Take health care. After decades of tinkering at the edges of reform, Democrats finally gave us the Affordable Care Act, a conservative, think-tanked solution that is riddled with all the errors and inefficiencies that naturally flow from placating the health insurance industry. The ACA is now a moving target, always on the brink of being sabotaged. And it would be … except for the fact that the public — left and right — actually wants more of what the ACA has promised.

But, while the half-a-loaf Democrats continue to appease an obsolete health care bureaucracy, it is the Sanders wing that unapologetically states the obvious: that the inevitable endgame must be Medicare for all.

Sanders’ position on that topic is the unity position. His is the clear voice rising above a din of confusing non-solutions.
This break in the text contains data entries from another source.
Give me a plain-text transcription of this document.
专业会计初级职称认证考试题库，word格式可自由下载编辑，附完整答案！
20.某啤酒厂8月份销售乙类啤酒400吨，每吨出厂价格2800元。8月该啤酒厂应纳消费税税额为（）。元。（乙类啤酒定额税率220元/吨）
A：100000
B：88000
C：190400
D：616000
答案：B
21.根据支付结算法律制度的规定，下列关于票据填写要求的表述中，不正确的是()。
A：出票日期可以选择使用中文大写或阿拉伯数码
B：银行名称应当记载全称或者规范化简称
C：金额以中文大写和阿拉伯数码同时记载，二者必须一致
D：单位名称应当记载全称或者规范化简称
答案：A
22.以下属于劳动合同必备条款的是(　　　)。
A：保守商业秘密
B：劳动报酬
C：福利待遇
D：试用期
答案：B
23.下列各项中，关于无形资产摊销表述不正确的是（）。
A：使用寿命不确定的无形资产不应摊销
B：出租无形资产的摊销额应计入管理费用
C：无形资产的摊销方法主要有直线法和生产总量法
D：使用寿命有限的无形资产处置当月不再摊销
The “division” that concerns liberals is simply the fear of a leader sticking to his guns while his party wrings its hands. But, so what? Our country has already shown that it has patience to spare when it comes to Trump’s tantrums over his concrete border monstrosity; I think we’ll be just fine with a little friction in service of universal health insurance.

Now is the time for liberals to make their peace with the left, not the other way around. The left will not be press-ganged into obedience in 2020 simply because “the stakes are too high.” When aren’t the stakes too high? The Democrats have lived in terror of a leftist candidate since George McGovern lost to Richard Nixon. The specter of that loss even led Rolling Stone magazine to repent of its youthful arrogance and declare for Clinton over Sanders in 2016, because “America chooses its presidents from the middle, not from the ideological wings.”

Rolling Stone spoke on behalf of all of America’s benighted centrists when it chose not to endorse Sanders’ “intoxicating … great hopes and dreams.” Instead, it put its chips on Clinton’s soaring “incremental progress.” Now, thanks to the ideology of almighty caution, Clinton’s loss has become the new standard for political miscalculation. At last, McGovern’s ghost can rest.

You can try to diminish Sanders by calling him a rumpled symbol for hopeless dreamers. You can call him an imprudent spoiler. You can curse his movement’s “purity testing” while trying to torpedo his reputation over some small-bore indiscretions by his campaign staff … it isn’t going to work. Yes, Sanders is an idealist. And in 2020, the race had better have at least one of them.

Jason Yungbluth is the author of the graphic novel “Weapon Brown,” and an adjunct professor at the Rochester Institute of Technology in Rochester, New York.